Pre-Workshop Setup Guide for Quarto-based Portfolios on GitHub Pages

Author

Brian Cervantes Alvarez

Published

January 29, 2025

Modified

April 8, 2025

Yapper Labs | AI Summary Model: ChatGPT o3-mini-high

I developed a comprehensive setup guide that walks through installing Git, configuring a GitHub account with a Personal Access Token, and connecting Git with RStudio to enable seamless commit and push operations. I provided clear, step-by-step instructions and troubleshooting tips to ensure a smooth pre-workshop environment for building Quarto-based portfolios on GitHub Pages. This guide ensures participants are well-prepared to create, deploy, and maintain a reproducible, production-quality portfolio before the workshop begins.

Overview

In this short guide, we’ll ensure you have all the pieces in place for our Quarto + GitHub Pages workshop. By the end of this setup, you’ll have:

  1. Git installed and configured,
  2. A GitHub account (with a Personal Access Token),
  3. RStudio connected to both Git and GitHub,
  4. The ability to push commits so you’re good to go!

1. Install Git

What is Git?
Git is a version control system that tracks changes in your files and makes collaboration easier. You’ll need it for publishing your Quarto site to GitHub.

  1. Windows
  2. Mac
  3. Linux
    • Use your distribution’s package manager. For example, on Ubuntu/Debian:

      sudo apt-get install git

Verify Installation
Open a terminal or command prompt and type:

git --version

You should see something like git version 2.42.0 (version numbers may vary).

Note

As of January 29th, 2025, I am running on git version 2.39.5 (Apple Git-154)


2. Create or Confirm Your GitHub Account

  1. Go to https://github.com and sign up if you don’t have an account yet.
  2. If you already have one, just sign in and remember your username and password (we’ll need them).
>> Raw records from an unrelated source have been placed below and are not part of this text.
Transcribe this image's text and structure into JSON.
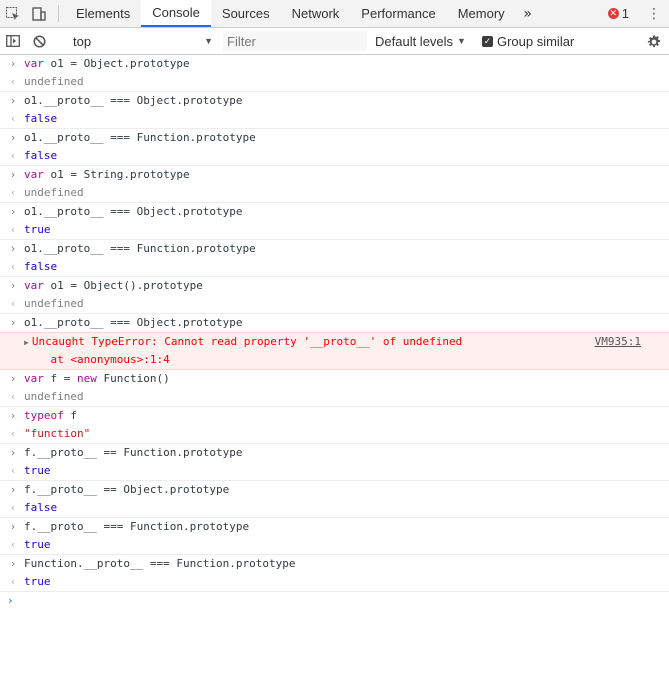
{
  "tabs": [
    "Elements",
    "Console",
    "Sources",
    "Network",
    "Performance",
    "Memory"
  ],
  "more_tabs_icon": "»",
  "error_count": "1",
  "toolbar": {
    "context": "top",
    "filter_placeholder": "Filter",
    "levels": "Default levels",
    "group_similar": "Group similar"
  },
  "console": {
    "entries": [
      {
        "input": "var o1 = Object.prototype",
        "output": "undefined"
      },
      {
        "input": "o1.__proto__ === Object.prototype",
        "output": "false"
      },
      {
        "input": "o1.__proto__ === Function.prototype",
        "output": "false"
      },
      {
        "input": "var o1 = String.prototype",
        "output": "undefined"
      },
      {
        "input": "o1.__proto__ === Object.prototype",
        "output": "true"
      },
      {
        "input": "o1.__proto__ === Function.prototype",
        "output": "false"
      },
      {
        "input": "var o1 = Object().prototype",
        "output": "undefined"
      },
      {
        "input": "o1.__proto__ === Object.prototype"
      }
    ],
    "error": {
      "message": "Uncaught TypeError: Cannot read property '__proto__' of undefined",
      "stack": "    at <anonymous>:1:4",
      "link": "VM935:1"
    },
    "entries2": [
      {
        "input": "var f = new Function()",
        "output": "undefined"
      },
      {
        "input": "typeof f",
        "output": "\"function\""
      },
      {
        "input": "f.__proto__ == Function.prototype",
        "output": "true"
      },
      {
        "input": "f.__proto__ == Object.prototype",
        "output": "false"
      },
      {
        "input": "f.__proto__ === Function.prototype",
        "output": "true"
      },
      {
        "input": "Function.__proto__ === Function.prototype",
        "output": "true"
      }
    ]
  },
  "colors": {
    "accent": "#1a73e8",
    "error": "#e23a3a"
  }
}
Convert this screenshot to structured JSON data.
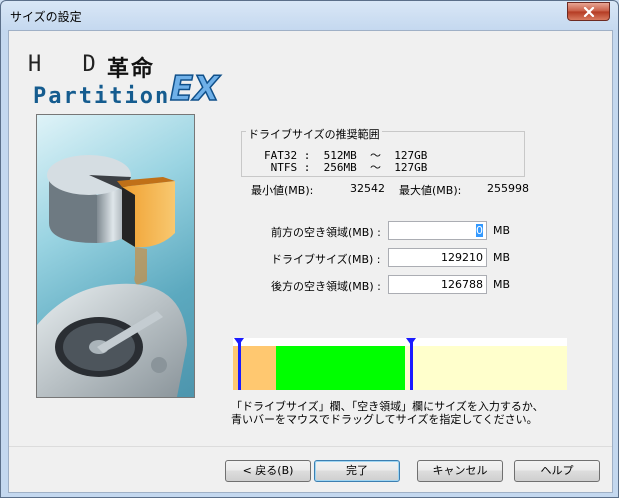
{
  "window": {
    "title": "サイズの設定"
  },
  "logo": {
    "line1": "H D",
    "kanji": "革命",
    "line2": "Partition",
    "ex": "EX"
  },
  "range": {
    "title": "ドライブサイズの推奨範囲",
    "fat32": "FAT32 :  512MB  ～  127GB",
    "ntfs": " NTFS :  256MB  ～  127GB"
  },
  "limits": {
    "min_label": "最小値(MB):",
    "min_value": "32542",
    "max_label": "最大値(MB):",
    "max_value": "255998"
  },
  "fields": {
    "front_label": "前方の空き領域(MB) :",
    "front_value": "0",
    "size_label": "ドライブサイズ(MB) :",
    "size_value": "129210",
    "back_label": "後方の空き領域(MB) :",
    "back_value": "126788",
    "unit": "MB"
  },
  "partition_bar": {
    "colors": {
      "front": "#ffc870",
      "drive": "#00ff00",
      "back": "#ffffcc",
      "handle": "#1b1bff"
    },
    "segments_fraction": {
      "front": 0.13,
      "drive": 0.385,
      "back": 0.485
    }
  },
  "instructions": {
    "line1": "「ドライブサイズ」欄、「空き領域」欄にサイズを入力するか、",
    "line2": "青いバーをマウスでドラッグしてサイズを指定してください。"
  },
  "buttons": {
    "back": "< 戻る(B)",
    "finish": "完了",
    "cancel": "キャンセル",
    "help": "ヘルプ"
  },
  "icons": {
    "close": "close-icon"
  }
}
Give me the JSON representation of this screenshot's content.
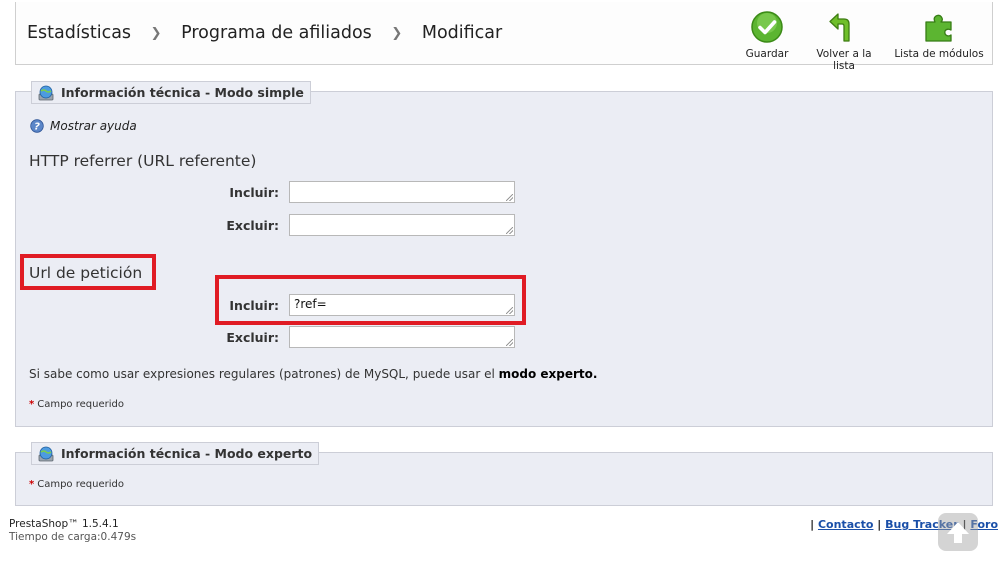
{
  "breadcrumb": {
    "items": [
      "Estadísticas",
      "Programa de afiliados",
      "Modificar"
    ],
    "separator": ">"
  },
  "toolbar": {
    "save_label": "Guardar",
    "back_label": "Volver a la lista",
    "modules_label": "Lista de módulos"
  },
  "fieldset_simple": {
    "legend": "Información técnica - Modo simple",
    "help_link": "Mostrar ayuda",
    "http_referrer": {
      "title": "HTTP referrer (URL referente)",
      "include_label": "Incluir:",
      "include_value": "",
      "exclude_label": "Excluir:",
      "exclude_value": ""
    },
    "request_url": {
      "title": "Url de petición",
      "include_label": "Incluir:",
      "include_value": "?ref=",
      "exclude_label": "Excluir:",
      "exclude_value": ""
    },
    "note_text": "Si sabe como usar expresiones regulares (patrones) de MySQL, puede usar el ",
    "note_link": "modo experto.",
    "required_star": "*",
    "required_text": "Campo requerido"
  },
  "fieldset_expert": {
    "legend": "Información técnica - Modo experto",
    "required_star": "*",
    "required_text": "Campo requerido"
  },
  "footer": {
    "version": "PrestaShop™ 1.5.4.1",
    "load_time": "Tiempo de carga:0.479s",
    "sep": "|",
    "links": [
      "Contacto",
      "Bug Tracker",
      "Foro"
    ]
  },
  "colors": {
    "highlight": "#e01b24",
    "fieldset_bg": "#ebedf4",
    "link": "#1a4fa8"
  },
  "icons": [
    "check-circle-icon",
    "back-arrow-icon",
    "puzzle-icon",
    "info-globe-icon",
    "help-icon",
    "scroll-top-icon"
  ]
}
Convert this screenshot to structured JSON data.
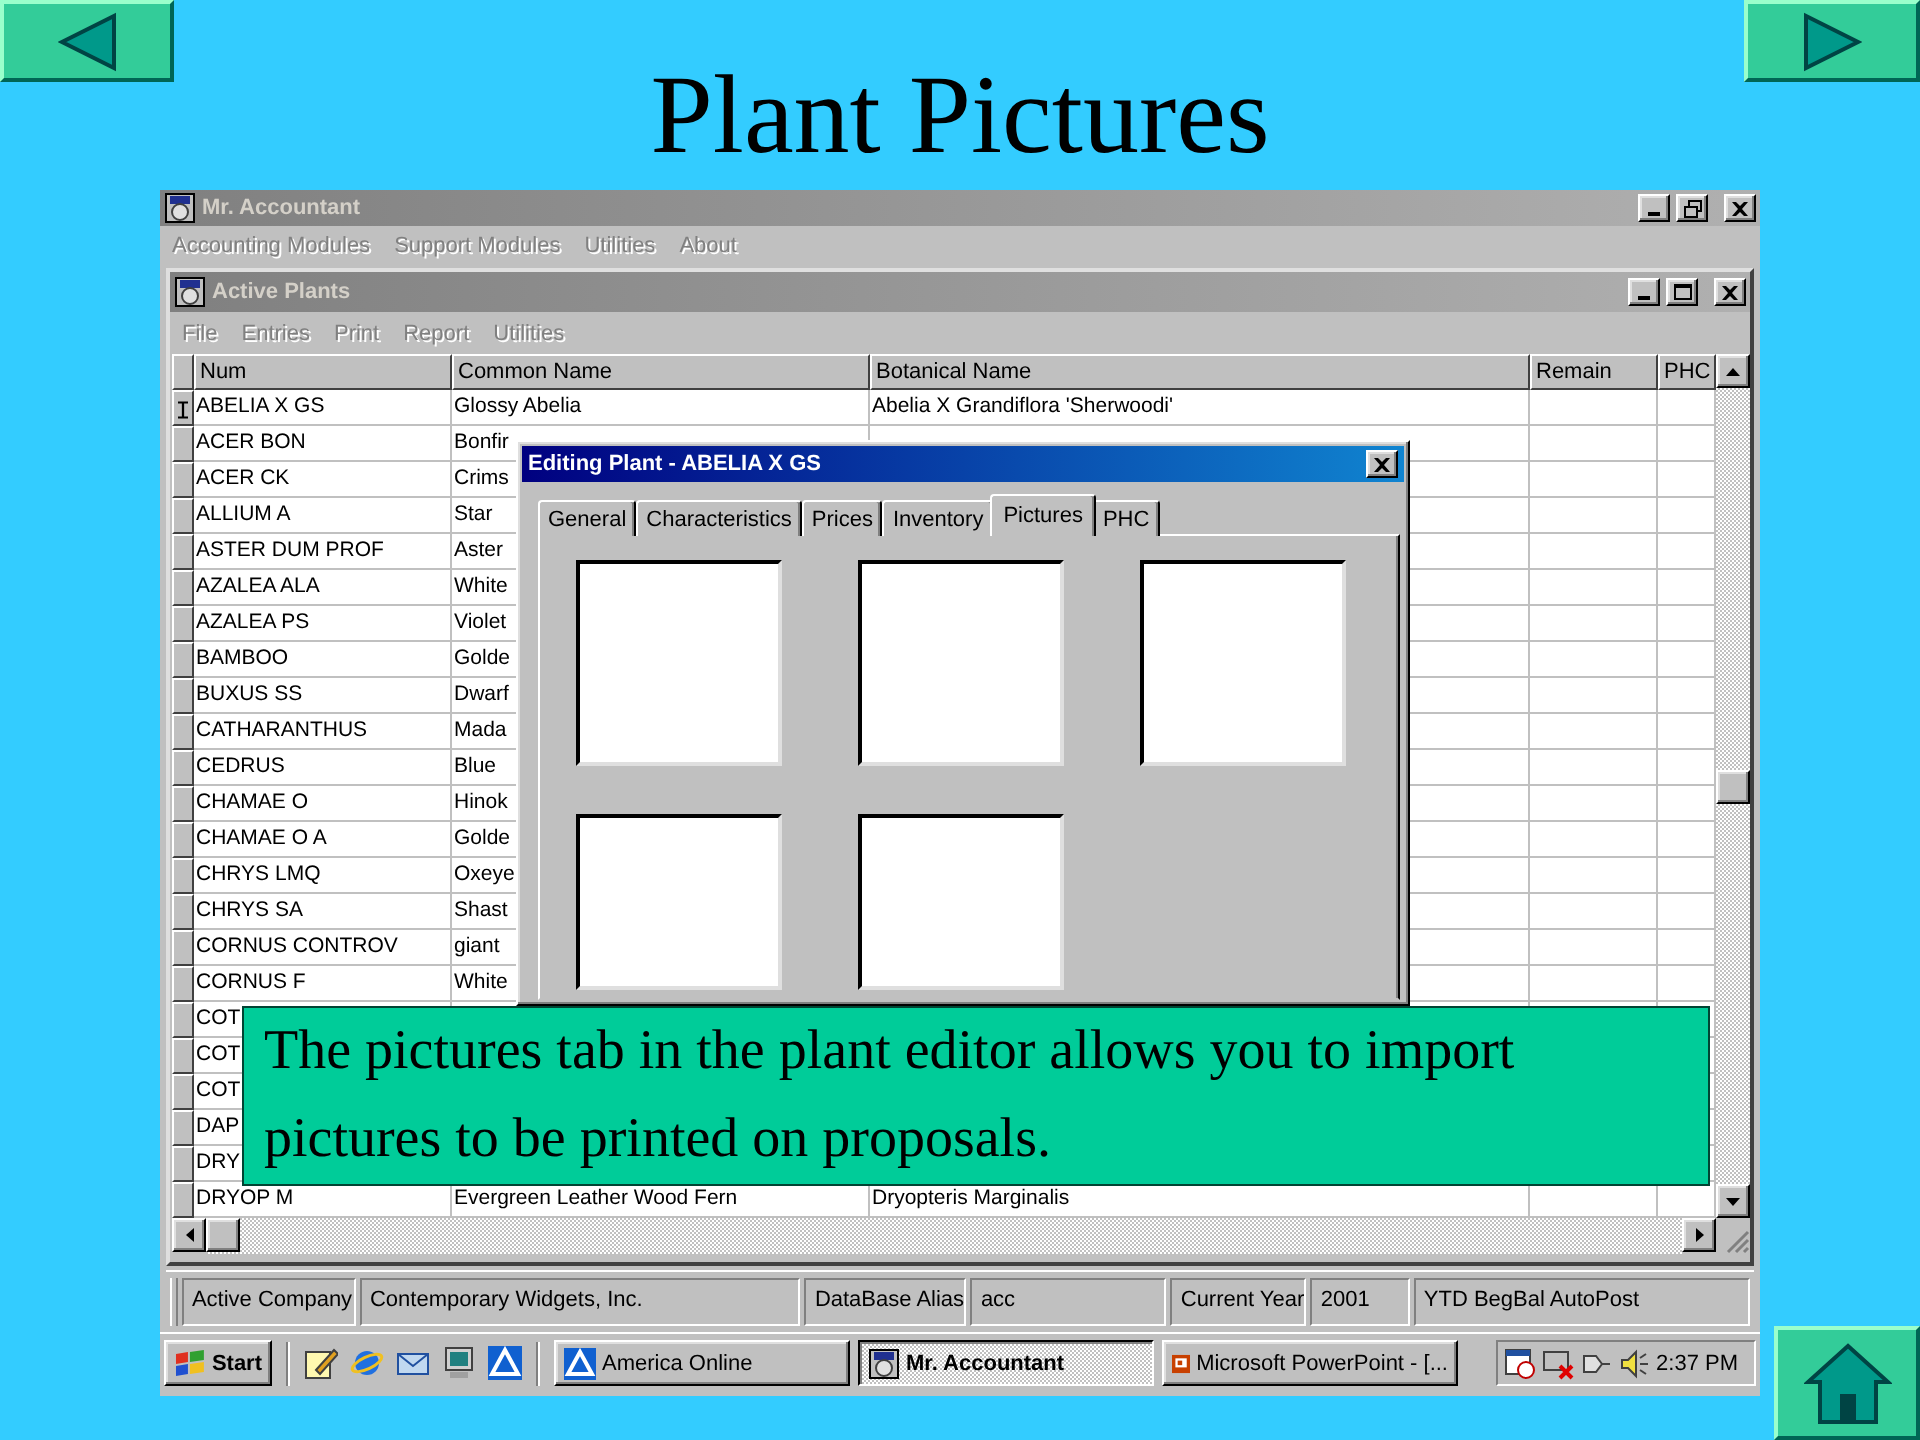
{
  "slide": {
    "title": "Plant Pictures"
  },
  "main_window": {
    "title": "Mr. Accountant",
    "menu": [
      {
        "label": "Accounting Modules",
        "disabled": true
      },
      {
        "label": "Support Modules",
        "disabled": true
      },
      {
        "label": "Utilities",
        "disabled": true
      },
      {
        "label": "About",
        "disabled": true
      }
    ]
  },
  "child_window": {
    "title": "Active Plants",
    "menu": [
      {
        "label": "File",
        "disabled": true
      },
      {
        "label": "Entries",
        "disabled": true
      },
      {
        "label": "Print",
        "disabled": true
      },
      {
        "label": "Report",
        "disabled": true
      },
      {
        "label": "Utilities",
        "disabled": true
      }
    ],
    "table": {
      "columns": [
        "Num",
        "Common Name",
        "Botanical Name",
        "Remain",
        "PHC"
      ],
      "rows": [
        {
          "num": "ABELIA X GS",
          "common_name": "Glossy Abelia",
          "botanical_name": "Abelia X Grandiflora 'Sherwoodi'",
          "selected": true
        },
        {
          "num": "ACER BON",
          "common_name": "Bonfir",
          "selected": false
        },
        {
          "num": "ACER CK",
          "common_name": "Crims",
          "selected": false
        },
        {
          "num": "ALLIUM A",
          "common_name": "Star",
          "selected": false
        },
        {
          "num": "ASTER DUM PROF",
          "common_name": "Aster",
          "selected": false
        },
        {
          "num": "AZALEA ALA",
          "common_name": "White",
          "selected": false
        },
        {
          "num": "AZALEA PS",
          "common_name": "Violet",
          "selected": false
        },
        {
          "num": "BAMBOO",
          "common_name": "Golde",
          "selected": false
        },
        {
          "num": "BUXUS SS",
          "common_name": "Dwarf",
          "selected": false
        },
        {
          "num": "CATHARANTHUS",
          "common_name": "Mada",
          "selected": false
        },
        {
          "num": "CEDRUS",
          "common_name": "Blue",
          "selected": false
        },
        {
          "num": "CHAMAE O",
          "common_name": "Hinok",
          "selected": false
        },
        {
          "num": "CHAMAE O A",
          "common_name": "Golde",
          "selected": false
        },
        {
          "num": "CHRYS LMQ",
          "common_name": "Oxeye",
          "selected": false
        },
        {
          "num": "CHRYS SA",
          "common_name": "Shast",
          "selected": false
        },
        {
          "num": "CORNUS CONTROV",
          "common_name": "giant",
          "selected": false
        },
        {
          "num": "CORNUS F",
          "common_name": "White",
          "selected": false
        },
        {
          "num": "COT",
          "selected": false
        },
        {
          "num": "COT",
          "selected": false
        },
        {
          "num": "COT",
          "selected": false
        },
        {
          "num": "DAP",
          "selected": false
        },
        {
          "num": "DRY",
          "selected": false
        },
        {
          "num": "DRYOP M",
          "common_name": "Evergreen Leather Wood Fern",
          "botanical_name": "Dryopteris Marginalis",
          "selected": false
        }
      ]
    }
  },
  "dialog": {
    "title": "Editing Plant - ABELIA X GS",
    "tabs": [
      {
        "label": "General",
        "selected": false
      },
      {
        "label": "Characteristics",
        "selected": false
      },
      {
        "label": "Prices",
        "selected": false
      },
      {
        "label": "Inventory",
        "selected": false
      },
      {
        "label": "Pictures",
        "selected": true
      },
      {
        "label": "PHC",
        "selected": false
      }
    ],
    "picture_slots": [
      {
        "filled": false
      },
      {
        "filled": false
      },
      {
        "filled": false
      },
      {
        "filled": false
      },
      {
        "filled": false
      }
    ]
  },
  "status_bar": [
    "Active Company",
    "Contemporary Widgets, Inc.",
    "DataBase Alias",
    "acc",
    "Current Year",
    "2001",
    "YTD  BegBal  AutoPost"
  ],
  "taskbar": {
    "start": "Start",
    "tasks": [
      {
        "label": "America  Online",
        "kind": "aol",
        "selected": false
      },
      {
        "label": "Mr. Accountant",
        "kind": "app",
        "selected": true
      },
      {
        "label": "Microsoft PowerPoint - [...",
        "kind": "slides",
        "selected": false
      }
    ],
    "clock": "2:37 PM"
  },
  "callout": {
    "text": "The pictures tab in the plant editor allows you to import pictures to be printed on proposals."
  }
}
3. Configure Git on Your Computer

In a terminal or command prompt, configure your Git username and email (use the same email as on GitHub):

git config --global user.name "YourGitHubUserName"
git config --global user.email "[email protected]"

Git uses this info to label your commits.


4. Generate a Personal Access Token (PAT)

GitHub no longer uses passwords for Git operations; you’ll need a Personal Access Token.

  1. Log in to GitHub and click your profile pic (top-right corner).
  2. Go to SettingsDeveloper settingsPersonal access tokensTokens (classic).
  3. Choose Generate new tokenGenerate new token (classic) (if prompted).
  4. Name your token something like RStudio-GitHub.
  5. Select the repo scope (so you can push to repositories).
  6. Generate and copy the token somewhere safe (you won’t see it again after leaving the page).
Warning

Do not share your Personal Access Token! Don’t put it in your repo or save it on your computer. Treat it like a private API key.


5. Connect Git & GitHub in RStudio

  1. Open RStudio.
  2. Navigate to ToolsGlobal OptionsGit/SVN (or Version Control in newer versions).
  3. Ensure the Git executable path is correctly detected (e.g., /usr/bin/git on Mac/Linux or C:/Program Files/Git/bin/git.exe on Windows).

Optional: Using usethis to manage credentials

To store your PAT in R, you can use the usethis package. In RStudio:

install.packages("usethis")
library(usethis)
create_github_token()  # This opens a browser to create a token.
gitcreds_set()         # This will prompt you to enter your PAT.

After following the prompts, your token will be securely saved.


6. Test Your Setup (Commit & Push)

  1. Create or open an RStudio Project linked to Git:
    • FileNew ProjectVersion ControlGit.
    • Paste in your GitHub repo URL.
    • Select where to clone it locally.
  2. Make a small change to a file (e.g., add “Hello, Quarto!” to a .qmd or README.md).
  3. Save, then go to RStudio’s Git tab, check the file, and Commit with a message (e.g., “Testing my setup”).
  4. Click Push. If you’re asked for username and password:
    • Username: Your GitHub username.
    • Password: Your Personal Access Token (PAT).

If it succeeds, you’ll see a success message or “Everything up to date.”


7. Troubleshooting Repeated Login Prompts

If RStudio keeps asking for your username/password on every push:

library(usethis)
gitcreds_set()

Enter your Personal Access Token when prompted. That should do the trick.


8. Ready for the Workshop: Quarto + GitHub Pages

With Git and GitHub all set, you’re ready to rock your Quarto-based portfolio! In the workshop, we’ll:

  1. Create a Quarto project.
  2. Add .qmd files for your portfolio pages.
  3. Commit and push to GitHub.
  4. Activate GitHub Pages to share your site with the world.
Pro Tip

If anything goes sideways, screenshot the error and note what step you were on. We’ll troubleshoot together during the workshop.


That’s it! Make sure you finish these steps so you can jump right into creating your Quarto-based portfolio during the workshop. See you there!